Le courrier du matin contient une enveloppe rose. À l'intérieur, une écriture arrondie décrit un fantasme. Céleste croit à une erreur. Certainement, il existe plus d'un Pastoureau en ville. En vérifiant l'enveloppe, son estomac se contracte. Comment a-t-on osé adresser un tel message à son domicile? Et Céleste se souvient. Depuis quelques mois, les sous-entendus mielleux de son mari. «Reste au lit ce matin, ma chérie. Tu as besoin de repos, tu es irritable dernièrement, tu sais.» Depuis combien de temps dure l'infâme correspondance? A-t-il dit: «Ma femme est grosse et désaxée. Je vais la quitter»? Quel âge a l'autre? Céleste entre dans une rage folle. Elle imagine une fille jeune, magnifique, prête à tout. En pamoison devant Serge.

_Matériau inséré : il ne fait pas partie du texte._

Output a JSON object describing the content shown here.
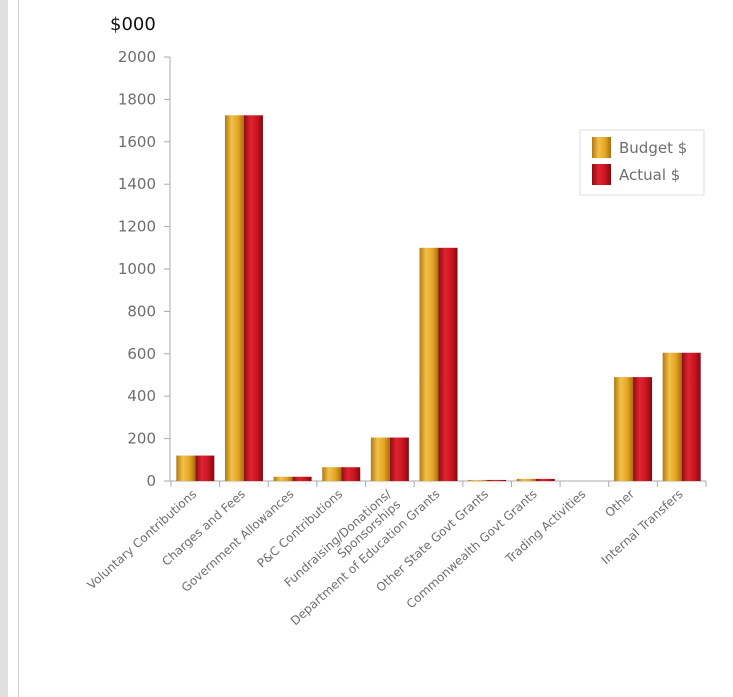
{
  "chart_data": {
    "type": "bar",
    "unit_label": "$000",
    "categories": [
      [
        "Voluntary Contributions"
      ],
      [
        "Charges and Fees"
      ],
      [
        "Government Allowances"
      ],
      [
        "P&C Contributions"
      ],
      [
        "Fundraising/Donations/",
        "Sponsorships"
      ],
      [
        "Department of Education Grants"
      ],
      [
        "Other State Govt Grants"
      ],
      [
        "Commonwealth Govt Grants"
      ],
      [
        "Trading Activities"
      ],
      [
        "Other"
      ],
      [
        "Internal Transfers"
      ]
    ],
    "series": [
      {
        "name": "Budget $",
        "color": "#e0a020",
        "values": [
          120,
          1725,
          20,
          65,
          205,
          1100,
          5,
          10,
          0,
          490,
          605
        ]
      },
      {
        "name": "Actual $",
        "color": "#cc1420",
        "values": [
          120,
          1725,
          20,
          65,
          205,
          1100,
          5,
          10,
          0,
          490,
          605
        ]
      }
    ],
    "ylim": [
      0,
      2000
    ],
    "yticks": [
      "0",
      "200",
      "400",
      "600",
      "800",
      "1000",
      "1200",
      "1400",
      "1600",
      "1800",
      "2000"
    ],
    "grid": false,
    "legend_position": "top-right"
  }
}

Des larmes d'impuissance coulent sur ses joues. Son mari, ni tout à fait là, ni tout à fait à elle. Ses préoccupations à lui, au premier plan. Sa carrière, son engagement. En dix ans, Céleste, désormais grosse et désaxée, n'a été qu’auxiliaire à son époux.
Que faire? Il n'est que sept heures... avaler un double somnifère pour s'éveiller au crépuscule, face à une nuit impitoyable? Elle appelle son employeur. Elle prend une journée de maladie. Après tout, elle est désaxée. Ensuite, Céleste arrache du placard les élégants vêtements de son mari et les fourre dans des sacs-poubelle. À la boulangerie, elle achète une miche de pain; la commerçante lui fournit plusieurs boîtes en carton. De retour chez elle, Céleste prépare du café. Elle le boit en dégustant une tranche de pain nappée d’œufs. Plus tard, elle lance pêle-mêle dans les boîtes les films froids que Serge affectionne tant, les disques (elle conserve ceux qu'elle aime), son parfum fort — idéal pour masquer l'odeur d’autres femmes. Elle entasse sacs et caisses dans la voiture. Quand le véhicule est plein à craquer, elle conduit jusqu'au centre humanitaire. Les employés la remercient avec effusion. Ils ne posent aucune question.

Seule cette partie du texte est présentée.